We will add all the given events and their sum will be equal to 1.
$k + \dfrac{k}{2} + \dfrac{k}{4} + \dfrac{k}{8} = 1$
Taking the LCM on the RHS, we get
$\Rightarrow 8k + 4k + 2k + k = 8$
Adding the like terms, we get
$\Rightarrow 15k = 8$
Dividing both sides by 15, we get
$\Rightarrow k = \dfrac{8}{{15}}$
We found out the volume of $k$ and now we will substitute it in the table to find the respective probabilities.
So, when the variable $X = 0$,
$P\left( 0 \right) = k = \dfrac{8}{{15}}$…………………………$\left( 1 \right)$
When $X = 1$,
$P\left( 1 \right) = \dfrac{k}{2}$
Substituting $k = \dfrac{8}{{15}}$ in the above equation, we get
$P\left( 1 \right) = \dfrac{8}{{15 \times 2}}$
Multiplying the terms in the denominator, we get
$P\left( 1 \right) = \dfrac{4}{{15}}$…………………………….$\left( 2 \right)$
When, $X = 2$,
$P\left( 2 \right) = \dfrac{k}{4}$
Substituting $k = \dfrac{8}{{15}}$ in the above equation, we get
$P\left( 2 \right) = \dfrac{8}{{15 \times 4}}$
Multiplying the terms in the denominator, we get
$P\left( 2 \right) = \dfrac{2}{{15}}$…………………………..$\left( 3 \right)$
And, when $X = 3$,
$P\left( 3 \right) = \dfrac{k}{8}$
Substituting $k = \dfrac{8}{{15}}$ in the above equation, we get
$P\left( 3 \right) = \dfrac{8}{{15 \times 8}}$
Multiplying the terms in the denominator, we get
$P\left( 3 \right) = \dfrac{1}{{15}}$…………………….$\left( 4 \right)$
Now, we have to find $P\left( {X \le 2} \right)$.

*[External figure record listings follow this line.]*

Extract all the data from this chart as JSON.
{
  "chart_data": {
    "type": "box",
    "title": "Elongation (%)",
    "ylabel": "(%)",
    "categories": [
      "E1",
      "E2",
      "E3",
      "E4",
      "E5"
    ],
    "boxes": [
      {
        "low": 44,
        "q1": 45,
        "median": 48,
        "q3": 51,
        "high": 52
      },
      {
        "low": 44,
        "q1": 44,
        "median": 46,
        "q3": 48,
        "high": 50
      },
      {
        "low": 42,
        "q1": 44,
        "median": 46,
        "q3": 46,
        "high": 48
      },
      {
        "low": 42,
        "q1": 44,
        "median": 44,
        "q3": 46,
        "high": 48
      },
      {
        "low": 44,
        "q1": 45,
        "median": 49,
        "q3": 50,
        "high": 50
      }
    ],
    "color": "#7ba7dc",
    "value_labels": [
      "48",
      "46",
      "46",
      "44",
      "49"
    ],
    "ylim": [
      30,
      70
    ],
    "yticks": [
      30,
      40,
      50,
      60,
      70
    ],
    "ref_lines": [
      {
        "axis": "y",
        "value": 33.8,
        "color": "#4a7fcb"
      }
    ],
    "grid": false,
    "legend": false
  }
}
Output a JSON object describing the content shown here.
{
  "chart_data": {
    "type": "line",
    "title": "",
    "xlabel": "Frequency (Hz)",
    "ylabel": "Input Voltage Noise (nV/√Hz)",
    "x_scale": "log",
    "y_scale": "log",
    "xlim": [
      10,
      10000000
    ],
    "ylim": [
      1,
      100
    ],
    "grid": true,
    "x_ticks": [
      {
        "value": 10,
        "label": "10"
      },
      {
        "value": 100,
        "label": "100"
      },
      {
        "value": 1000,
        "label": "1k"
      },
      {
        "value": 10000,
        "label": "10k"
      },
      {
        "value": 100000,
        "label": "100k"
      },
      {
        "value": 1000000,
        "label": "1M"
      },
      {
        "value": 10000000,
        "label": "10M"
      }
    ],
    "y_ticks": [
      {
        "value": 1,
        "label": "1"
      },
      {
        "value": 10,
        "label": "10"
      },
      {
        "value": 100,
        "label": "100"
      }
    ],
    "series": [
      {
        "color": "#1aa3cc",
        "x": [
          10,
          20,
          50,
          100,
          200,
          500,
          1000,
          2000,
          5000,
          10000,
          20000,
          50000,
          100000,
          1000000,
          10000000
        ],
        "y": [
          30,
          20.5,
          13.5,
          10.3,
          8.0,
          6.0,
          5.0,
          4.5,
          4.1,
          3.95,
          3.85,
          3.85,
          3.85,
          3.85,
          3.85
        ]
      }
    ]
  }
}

This means that we have to find the probability of the variable $X$ being either 2 or less than 2.
Hence, this can be written as:
$P\left( {X \le 2} \right) = P\left( {X = 0} \right) + P\left( {X = 1} \right) + P\left( {X = 2} \right)$
$\Rightarrow P\left( {X \le 2} \right) = P\left( 0 \right) + P\left( 1 \right) + P\left( 2 \right)$
Substituting the values from $\left( 1 \right)$, $\left( 2 \right)$ and $\left( 3 \right)$, we get
$\Rightarrow P\left( {X \le 2} \right) = \dfrac{8}{{15}} + \dfrac{4}{{15}} + \dfrac{2}{{15}}$
Since the denominators are same, hence, adding the numerators, we get
$\Rightarrow P\left( {X \le 2} \right) = \dfrac{{8 + 4 + 2}}{{15}} = \dfrac{{14}}{{15}}$
We have to also find $P\left( {X > 2} \right)$.
This means that we have to find the probability of the variable $X$ being greater than 2.
$\Rightarrow P\left( {X > 2} \right) = P\left( {X = 3} \right) = P\left( 3 \right)$
Hence, substituting the value from $\left( 4 \right)$, we get,
$\Rightarrow P\left( {X > 2} \right) = \dfrac{1}{{15}}$
Therefore, the required values of $P\left( {X \le 2} \right)$ and $P\left( {X > 2} \right)$ are $\dfrac{{14}}{{15}}$ and $\dfrac{1}{{15}}$ respectively.
Hence, this is our required answer.

Note: In this question, the value of the variable $k$ plays the most vital role as if its value is wrong then our whole question will become incorrect. Also, we should know that if there is given a ‘greater than sign’ or $>$, then it means that we have to take the values larger than that particular number. Whereas, a ‘greater than equal to sign’ or $\ge$ means that we have to take the values which are not only greater than that particular number but also that number itself should be included.